Postulate sind nicht beweisbar aber als Annahme sinnvoll.
Kant ging davon aus, dass folgende Postulate gegeben sein müssen um letzten Endes die Glückselligkeit und ein moralisches Leben der Menschheit zu garantieren. Wir haben hier im Forum etliche Male darüber diskutiert wie wahrscheinlich bzw. unwahrscheinlich die Existenz eines Gottes oder des freien Willens ist, nie aber wie sinnvoll die bloße Annahme hierfür wäre, abseits von Wahrheit und Lüge.
Wir sprechen hier von
1) Freiheit: die Freiheit die durch den kategorischen Imperativ gegeben wird (im Kern: Handle so als ob du wollen kannst, dass deine Handlung ein allgemeines Gesetz werde, mehr Details:Kategorischer Imperativ)

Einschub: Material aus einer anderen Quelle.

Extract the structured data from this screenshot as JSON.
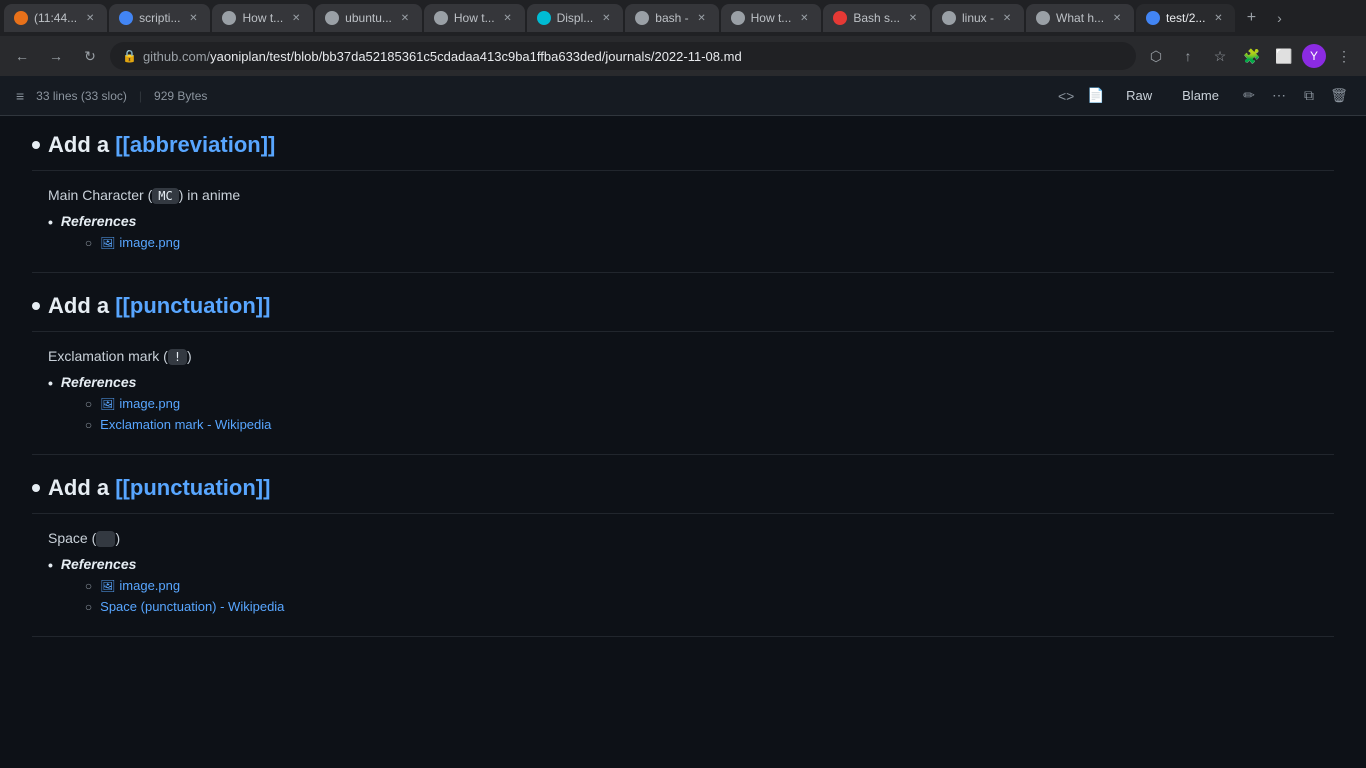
{
  "browser": {
    "tabs": [
      {
        "id": "tab1",
        "favicon_color": "orange",
        "label": "(11:44...",
        "active": false
      },
      {
        "id": "tab2",
        "favicon_color": "blue",
        "label": "scripti...",
        "active": false
      },
      {
        "id": "tab3",
        "favicon_color": "gray",
        "label": "How t...",
        "active": false
      },
      {
        "id": "tab4",
        "favicon_color": "gray",
        "label": "ubuntu...",
        "active": false
      },
      {
        "id": "tab5",
        "favicon_color": "gray",
        "label": "How t...",
        "active": false
      },
      {
        "id": "tab6",
        "favicon_color": "teal",
        "label": "Displ...",
        "active": false
      },
      {
        "id": "tab7",
        "favicon_color": "gray",
        "label": "bash -",
        "active": false
      },
      {
        "id": "tab8",
        "favicon_color": "gray",
        "label": "How t...",
        "active": false
      },
      {
        "id": "tab9",
        "favicon_color": "red",
        "label": "Bash s...",
        "active": false
      },
      {
        "id": "tab10",
        "favicon_color": "gray",
        "label": "linux -",
        "active": false
      },
      {
        "id": "tab11",
        "favicon_color": "gray",
        "label": "What h...",
        "active": false
      },
      {
        "id": "tab12",
        "favicon_color": "blue",
        "label": "test/2...",
        "active": true
      }
    ],
    "url": "github.com/yaoniplan/test/blob/bb37da52185361c5cdadaa413c9ba1ffba633ded/journals/2022-11-08.md",
    "url_prefix": "github.com/",
    "url_suffix": "yaoniplan/test/blob/bb37da52185361c5cdadaa413c9ba1ffba633ded/journals/2022-11-08.md"
  },
  "file_info": {
    "lines_label": "33 lines (33 sloc)",
    "size_label": "929 Bytes",
    "raw_label": "Raw",
    "blame_label": "Blame"
  },
  "sections": [
    {
      "id": "section1",
      "title_prefix": "Add a ",
      "title_wikilink": "[[abbreviation]]",
      "body_text_before": "Main Character (",
      "body_code": "MC",
      "body_text_after": ") in anime",
      "references_label": "References",
      "sub_items": [
        {
          "type": "image",
          "text": "image.png",
          "href": "#"
        }
      ]
    },
    {
      "id": "section2",
      "title_prefix": "Add a ",
      "title_wikilink": "[[punctuation]]",
      "body_text_before": "Exclamation mark (",
      "body_code": "!",
      "body_text_after": ")",
      "references_label": "References",
      "sub_items": [
        {
          "type": "image",
          "text": "image.png",
          "href": "#"
        },
        {
          "type": "link",
          "text": "Exclamation mark - Wikipedia",
          "href": "#"
        }
      ]
    },
    {
      "id": "section3",
      "title_prefix": "Add a ",
      "title_wikilink": "[[punctuation]]",
      "body_text_before": "Space (",
      "body_code": " ",
      "body_text_after": ")",
      "references_label": "References",
      "sub_items": [
        {
          "type": "image",
          "text": "image.png",
          "href": "#"
        },
        {
          "type": "link",
          "text": "Space (punctuation) - Wikipedia",
          "href": "#"
        }
      ]
    }
  ],
  "icons": {
    "back": "←",
    "forward": "→",
    "refresh": "↻",
    "lock": "🔒",
    "share": "↑",
    "star": "☆",
    "extensions": "🧩",
    "menu": "⋮",
    "code_view": "<>",
    "file_view": "📄",
    "edit": "✏",
    "more": "⋯",
    "copy": "⧉",
    "delete": "🗑",
    "list": "≡"
  }
}
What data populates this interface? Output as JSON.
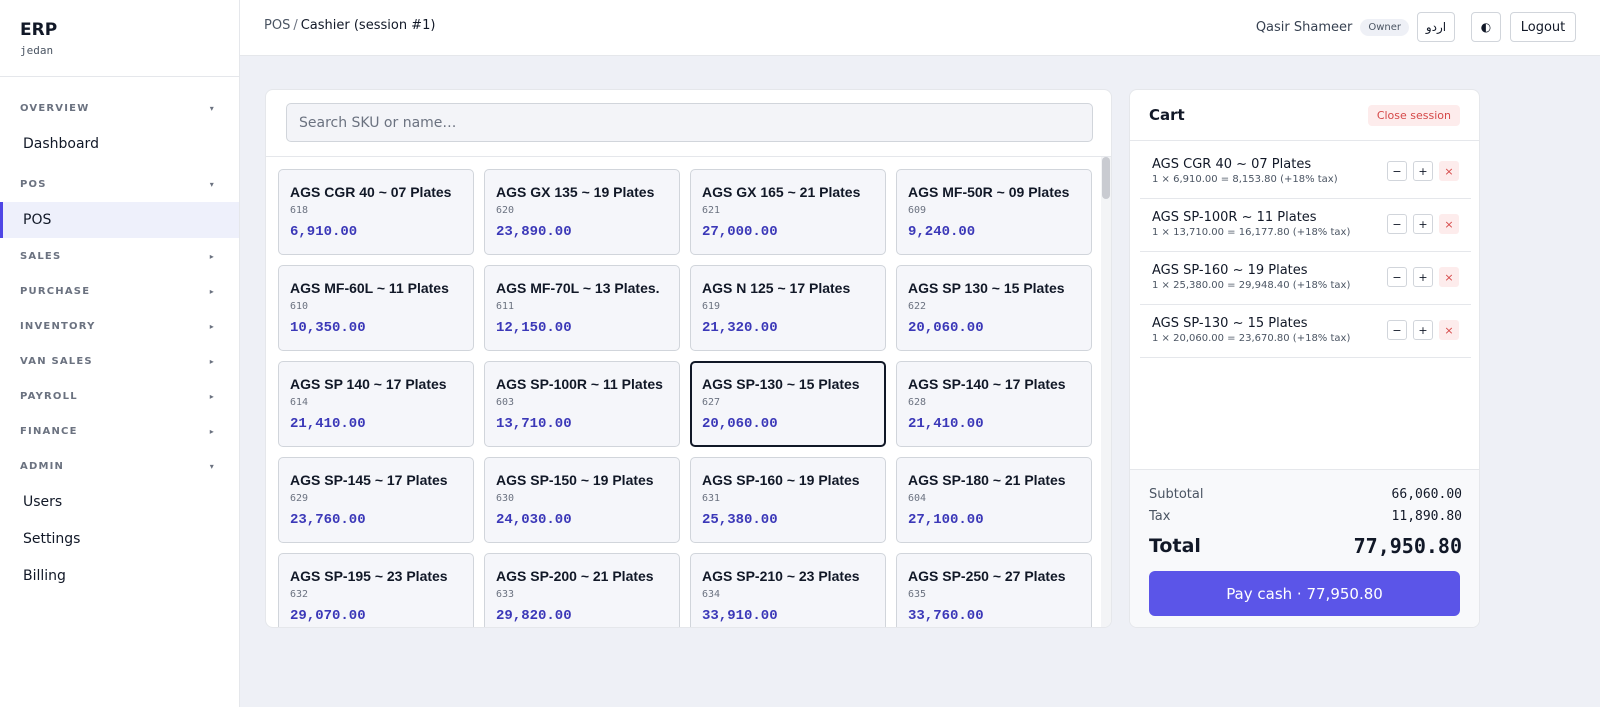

2) Gott: Der Glaube an Gott (Kant war christlich geprägt) und durch ihn die Hoffnung auf immer währende Entlohnung oder Bestrafung als Antrieb für das vernunftbegabte Wesen Mensch.
3) Unsterblichkeit: Die Unsterblichkeit der Seele hinterlässt Spuren, sie durch Handlung nach dem KI nicht zu schädigen sollte das das Ziel eines jeden Menschen sein.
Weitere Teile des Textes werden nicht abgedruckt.